KNOW THY ENEMY: HOW ANALYSIS OF THE NORTHEASTERN PATHOGENIC POPULATION OF Vibrio parahaemolyticus CAN IMPROVE PATHOGEN IDENTIFICATION AND RISK ASSESMENT  

Cheryl A. Whistler*, Feng Xu, Ashley L. Marcinkiewicz, Jeffrey Hall, Kevin Drees, Malachi Hallee, Vaughn Cooper, and Stephen Jones
University of New Hampshire, Northeast Center for Vibrio Disease and Ecology and Department of Molecular, Cellular and Biomedical Sciences.
Cheryl.Whistler@unh.edu

Even though infections by Vibrio parahaemolyticus have been historically rare in the Northeast, recent years have seen a steep rise in reported cases, most often linked to the consumption of raw shellfish. The comparison of clinical and environmental strains from this region with those from a global distribution indicates that the majority of infections traced to local sources are caused by only a few distinctive strains.

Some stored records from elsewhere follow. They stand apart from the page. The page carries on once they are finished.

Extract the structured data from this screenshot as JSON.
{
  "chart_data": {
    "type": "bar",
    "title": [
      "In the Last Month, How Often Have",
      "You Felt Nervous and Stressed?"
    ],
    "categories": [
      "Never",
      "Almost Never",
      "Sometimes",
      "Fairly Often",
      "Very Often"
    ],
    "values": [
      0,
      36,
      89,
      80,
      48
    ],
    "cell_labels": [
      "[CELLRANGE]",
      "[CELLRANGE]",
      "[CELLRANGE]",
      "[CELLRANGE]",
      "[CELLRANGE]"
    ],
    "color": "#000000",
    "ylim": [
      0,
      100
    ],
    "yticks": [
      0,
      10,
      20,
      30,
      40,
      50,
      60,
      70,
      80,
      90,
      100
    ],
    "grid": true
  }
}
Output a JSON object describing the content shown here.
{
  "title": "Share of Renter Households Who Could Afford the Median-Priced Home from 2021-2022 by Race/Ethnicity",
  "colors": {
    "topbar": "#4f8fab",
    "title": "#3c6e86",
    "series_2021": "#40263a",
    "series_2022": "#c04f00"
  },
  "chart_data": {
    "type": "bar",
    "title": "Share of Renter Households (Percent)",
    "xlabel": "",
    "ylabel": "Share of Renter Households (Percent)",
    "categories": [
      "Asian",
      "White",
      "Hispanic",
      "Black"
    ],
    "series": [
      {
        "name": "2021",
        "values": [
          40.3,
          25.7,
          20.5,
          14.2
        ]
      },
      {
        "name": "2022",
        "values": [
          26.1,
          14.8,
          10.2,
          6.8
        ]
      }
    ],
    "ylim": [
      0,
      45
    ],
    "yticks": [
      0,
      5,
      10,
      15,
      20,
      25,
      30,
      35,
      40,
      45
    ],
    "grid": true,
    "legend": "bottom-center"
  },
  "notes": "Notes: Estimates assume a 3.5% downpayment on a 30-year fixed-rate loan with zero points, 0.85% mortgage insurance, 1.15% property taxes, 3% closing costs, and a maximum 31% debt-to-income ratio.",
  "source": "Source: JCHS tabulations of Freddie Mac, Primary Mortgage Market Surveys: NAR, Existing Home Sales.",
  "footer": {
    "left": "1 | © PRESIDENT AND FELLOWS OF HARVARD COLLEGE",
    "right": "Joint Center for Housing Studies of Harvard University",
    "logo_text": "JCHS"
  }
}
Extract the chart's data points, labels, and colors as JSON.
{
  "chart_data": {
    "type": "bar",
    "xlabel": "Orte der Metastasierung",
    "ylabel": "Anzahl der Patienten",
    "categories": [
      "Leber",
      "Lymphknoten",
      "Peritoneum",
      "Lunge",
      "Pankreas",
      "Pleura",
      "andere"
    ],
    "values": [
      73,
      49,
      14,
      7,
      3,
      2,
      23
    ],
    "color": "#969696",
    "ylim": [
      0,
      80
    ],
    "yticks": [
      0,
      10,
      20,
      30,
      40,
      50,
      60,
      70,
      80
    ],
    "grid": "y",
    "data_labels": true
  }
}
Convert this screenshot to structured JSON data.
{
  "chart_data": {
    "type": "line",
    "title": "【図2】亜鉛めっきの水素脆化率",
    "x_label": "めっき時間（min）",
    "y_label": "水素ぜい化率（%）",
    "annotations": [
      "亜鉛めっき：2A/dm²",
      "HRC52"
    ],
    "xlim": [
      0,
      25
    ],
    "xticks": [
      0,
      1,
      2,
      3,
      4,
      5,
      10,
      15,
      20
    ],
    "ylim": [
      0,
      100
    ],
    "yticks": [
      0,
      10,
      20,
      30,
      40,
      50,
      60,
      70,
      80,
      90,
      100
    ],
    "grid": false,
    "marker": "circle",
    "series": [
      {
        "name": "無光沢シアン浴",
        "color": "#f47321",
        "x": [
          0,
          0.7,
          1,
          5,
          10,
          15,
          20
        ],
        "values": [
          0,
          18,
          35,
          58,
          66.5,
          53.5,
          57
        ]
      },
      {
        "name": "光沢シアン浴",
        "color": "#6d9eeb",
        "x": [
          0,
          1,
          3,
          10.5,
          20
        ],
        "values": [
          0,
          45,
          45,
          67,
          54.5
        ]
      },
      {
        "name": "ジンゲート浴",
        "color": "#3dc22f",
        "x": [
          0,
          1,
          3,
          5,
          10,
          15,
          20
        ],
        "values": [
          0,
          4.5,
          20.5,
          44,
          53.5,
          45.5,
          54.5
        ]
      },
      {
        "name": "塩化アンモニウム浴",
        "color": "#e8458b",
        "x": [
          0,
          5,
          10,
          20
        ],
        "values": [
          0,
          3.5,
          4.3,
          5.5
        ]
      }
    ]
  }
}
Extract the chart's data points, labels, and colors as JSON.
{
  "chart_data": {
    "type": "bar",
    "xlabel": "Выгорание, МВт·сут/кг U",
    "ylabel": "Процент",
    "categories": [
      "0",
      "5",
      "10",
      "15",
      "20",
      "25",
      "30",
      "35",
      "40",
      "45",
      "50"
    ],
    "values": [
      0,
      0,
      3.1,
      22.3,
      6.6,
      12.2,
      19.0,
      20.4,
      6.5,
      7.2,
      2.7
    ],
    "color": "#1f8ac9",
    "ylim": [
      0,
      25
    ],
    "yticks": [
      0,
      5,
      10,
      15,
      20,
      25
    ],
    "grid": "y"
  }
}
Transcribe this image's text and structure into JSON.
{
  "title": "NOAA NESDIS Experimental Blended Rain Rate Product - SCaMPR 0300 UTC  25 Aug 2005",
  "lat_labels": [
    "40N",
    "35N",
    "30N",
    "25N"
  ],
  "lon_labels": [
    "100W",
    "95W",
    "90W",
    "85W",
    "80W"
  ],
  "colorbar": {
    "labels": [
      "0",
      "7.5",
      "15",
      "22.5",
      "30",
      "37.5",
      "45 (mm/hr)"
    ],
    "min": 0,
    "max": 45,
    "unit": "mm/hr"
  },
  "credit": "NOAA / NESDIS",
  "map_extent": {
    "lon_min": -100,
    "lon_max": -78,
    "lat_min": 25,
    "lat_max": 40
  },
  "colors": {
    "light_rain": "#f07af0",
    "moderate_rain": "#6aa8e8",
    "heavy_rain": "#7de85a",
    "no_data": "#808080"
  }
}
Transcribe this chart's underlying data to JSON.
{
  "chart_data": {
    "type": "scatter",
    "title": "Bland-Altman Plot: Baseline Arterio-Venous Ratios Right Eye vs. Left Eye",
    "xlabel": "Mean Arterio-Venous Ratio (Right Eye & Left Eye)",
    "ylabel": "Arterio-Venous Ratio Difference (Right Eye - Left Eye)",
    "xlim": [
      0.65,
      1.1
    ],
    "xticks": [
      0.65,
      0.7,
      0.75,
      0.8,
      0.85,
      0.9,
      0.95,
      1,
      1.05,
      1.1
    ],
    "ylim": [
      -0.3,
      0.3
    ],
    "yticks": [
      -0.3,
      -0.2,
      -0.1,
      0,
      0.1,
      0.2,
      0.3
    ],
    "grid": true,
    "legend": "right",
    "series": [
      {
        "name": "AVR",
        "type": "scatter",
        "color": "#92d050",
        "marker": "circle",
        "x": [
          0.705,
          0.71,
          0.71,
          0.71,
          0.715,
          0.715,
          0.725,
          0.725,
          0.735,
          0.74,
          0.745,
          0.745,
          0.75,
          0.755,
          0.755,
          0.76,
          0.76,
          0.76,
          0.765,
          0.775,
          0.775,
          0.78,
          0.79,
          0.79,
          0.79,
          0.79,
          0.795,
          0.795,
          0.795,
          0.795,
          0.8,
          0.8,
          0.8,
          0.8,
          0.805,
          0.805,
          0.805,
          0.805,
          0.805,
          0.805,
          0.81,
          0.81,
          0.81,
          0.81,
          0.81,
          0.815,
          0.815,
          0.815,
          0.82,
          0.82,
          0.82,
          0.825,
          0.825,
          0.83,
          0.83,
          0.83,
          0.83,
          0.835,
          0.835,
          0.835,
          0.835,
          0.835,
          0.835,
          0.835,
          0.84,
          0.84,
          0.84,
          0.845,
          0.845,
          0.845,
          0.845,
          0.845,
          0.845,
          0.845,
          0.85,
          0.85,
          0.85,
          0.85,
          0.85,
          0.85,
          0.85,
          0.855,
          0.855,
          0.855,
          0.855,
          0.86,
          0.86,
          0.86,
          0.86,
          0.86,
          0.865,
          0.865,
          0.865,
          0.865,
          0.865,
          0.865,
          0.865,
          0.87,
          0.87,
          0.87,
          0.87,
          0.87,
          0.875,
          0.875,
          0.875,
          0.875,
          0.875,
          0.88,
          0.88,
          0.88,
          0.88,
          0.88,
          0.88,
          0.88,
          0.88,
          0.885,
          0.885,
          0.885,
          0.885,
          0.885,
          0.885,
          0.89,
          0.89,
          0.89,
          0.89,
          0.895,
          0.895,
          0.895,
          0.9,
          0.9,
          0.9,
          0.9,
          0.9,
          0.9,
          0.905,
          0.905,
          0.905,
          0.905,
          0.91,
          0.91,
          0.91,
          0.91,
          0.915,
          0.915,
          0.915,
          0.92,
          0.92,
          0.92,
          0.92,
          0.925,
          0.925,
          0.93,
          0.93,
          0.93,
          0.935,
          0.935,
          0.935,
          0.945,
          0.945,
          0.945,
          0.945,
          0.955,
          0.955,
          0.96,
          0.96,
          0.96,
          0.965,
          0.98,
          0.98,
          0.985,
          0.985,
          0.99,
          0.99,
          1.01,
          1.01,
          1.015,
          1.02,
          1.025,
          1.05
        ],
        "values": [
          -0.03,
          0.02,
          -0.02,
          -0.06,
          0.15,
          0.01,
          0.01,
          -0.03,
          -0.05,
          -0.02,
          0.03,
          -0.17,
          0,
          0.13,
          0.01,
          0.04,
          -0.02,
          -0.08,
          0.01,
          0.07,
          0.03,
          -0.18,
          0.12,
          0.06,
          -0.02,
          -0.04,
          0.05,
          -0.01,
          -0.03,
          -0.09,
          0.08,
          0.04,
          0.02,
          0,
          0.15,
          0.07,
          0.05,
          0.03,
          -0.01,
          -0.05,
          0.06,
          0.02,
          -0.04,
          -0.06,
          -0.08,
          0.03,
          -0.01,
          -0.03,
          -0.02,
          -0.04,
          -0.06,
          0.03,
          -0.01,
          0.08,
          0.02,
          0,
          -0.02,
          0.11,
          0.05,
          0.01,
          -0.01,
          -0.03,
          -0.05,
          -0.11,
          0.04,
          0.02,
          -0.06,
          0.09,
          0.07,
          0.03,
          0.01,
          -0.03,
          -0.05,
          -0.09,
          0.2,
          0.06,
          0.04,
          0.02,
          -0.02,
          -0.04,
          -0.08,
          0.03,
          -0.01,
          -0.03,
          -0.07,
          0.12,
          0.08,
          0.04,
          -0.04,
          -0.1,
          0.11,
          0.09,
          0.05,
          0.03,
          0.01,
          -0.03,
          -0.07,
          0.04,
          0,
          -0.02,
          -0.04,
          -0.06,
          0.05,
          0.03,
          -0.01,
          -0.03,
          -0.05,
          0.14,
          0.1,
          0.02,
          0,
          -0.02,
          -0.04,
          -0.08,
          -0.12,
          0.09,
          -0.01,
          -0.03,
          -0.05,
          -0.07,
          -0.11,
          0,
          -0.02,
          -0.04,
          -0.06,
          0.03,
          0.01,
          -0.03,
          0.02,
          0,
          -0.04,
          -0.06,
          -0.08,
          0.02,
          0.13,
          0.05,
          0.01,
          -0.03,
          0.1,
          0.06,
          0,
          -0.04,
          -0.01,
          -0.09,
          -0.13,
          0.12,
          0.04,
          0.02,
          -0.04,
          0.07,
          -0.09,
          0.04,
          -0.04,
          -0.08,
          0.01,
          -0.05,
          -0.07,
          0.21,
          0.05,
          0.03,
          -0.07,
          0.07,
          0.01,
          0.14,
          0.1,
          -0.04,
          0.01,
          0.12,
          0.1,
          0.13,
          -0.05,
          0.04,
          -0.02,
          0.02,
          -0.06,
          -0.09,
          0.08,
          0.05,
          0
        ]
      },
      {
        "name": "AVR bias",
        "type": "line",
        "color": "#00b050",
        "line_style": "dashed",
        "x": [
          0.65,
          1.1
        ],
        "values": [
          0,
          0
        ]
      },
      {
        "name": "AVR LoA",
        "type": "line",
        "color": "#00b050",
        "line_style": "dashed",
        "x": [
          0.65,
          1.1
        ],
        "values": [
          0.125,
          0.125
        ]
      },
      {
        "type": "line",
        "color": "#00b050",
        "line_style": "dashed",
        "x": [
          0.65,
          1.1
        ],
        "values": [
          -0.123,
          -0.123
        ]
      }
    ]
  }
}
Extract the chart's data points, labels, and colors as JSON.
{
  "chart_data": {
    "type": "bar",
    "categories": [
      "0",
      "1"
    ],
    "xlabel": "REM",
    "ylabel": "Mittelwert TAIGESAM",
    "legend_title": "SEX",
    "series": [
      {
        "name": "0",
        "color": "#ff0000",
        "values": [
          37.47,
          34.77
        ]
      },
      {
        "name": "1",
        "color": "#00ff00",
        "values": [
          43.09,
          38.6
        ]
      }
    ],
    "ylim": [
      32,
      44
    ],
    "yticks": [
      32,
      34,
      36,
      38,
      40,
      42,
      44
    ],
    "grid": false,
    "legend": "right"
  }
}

The ecologically invasive ST36 O4:K12 strain that originated in the north Pacific continues to account for most infections from multiple harvest areas in the Atlantic. Whole genome analysis has revealed genetic traits that are characteristics of distinct populations in the Atlantic that should inform more accurate trace-back. Infections are also caused by several strain types that appear resident, but are not isolated to the Northeast. These studies indicate even with the mobility of strains that increases disease risk, that local populations are yet defined. These analyses allowed the identification of strain specific genetic loci that we used to develop strain-specific quantitative PCR detection assays for the rapid quantification of strains of most concern within total and Vibrio populations in environmental samples including oysters. This study demonstrates how the collaborative efforts of local public health agencies, shellfish managers, growers, and researchers can provide tools to enhance specific surveillance of strains of most threat promoting a safer product.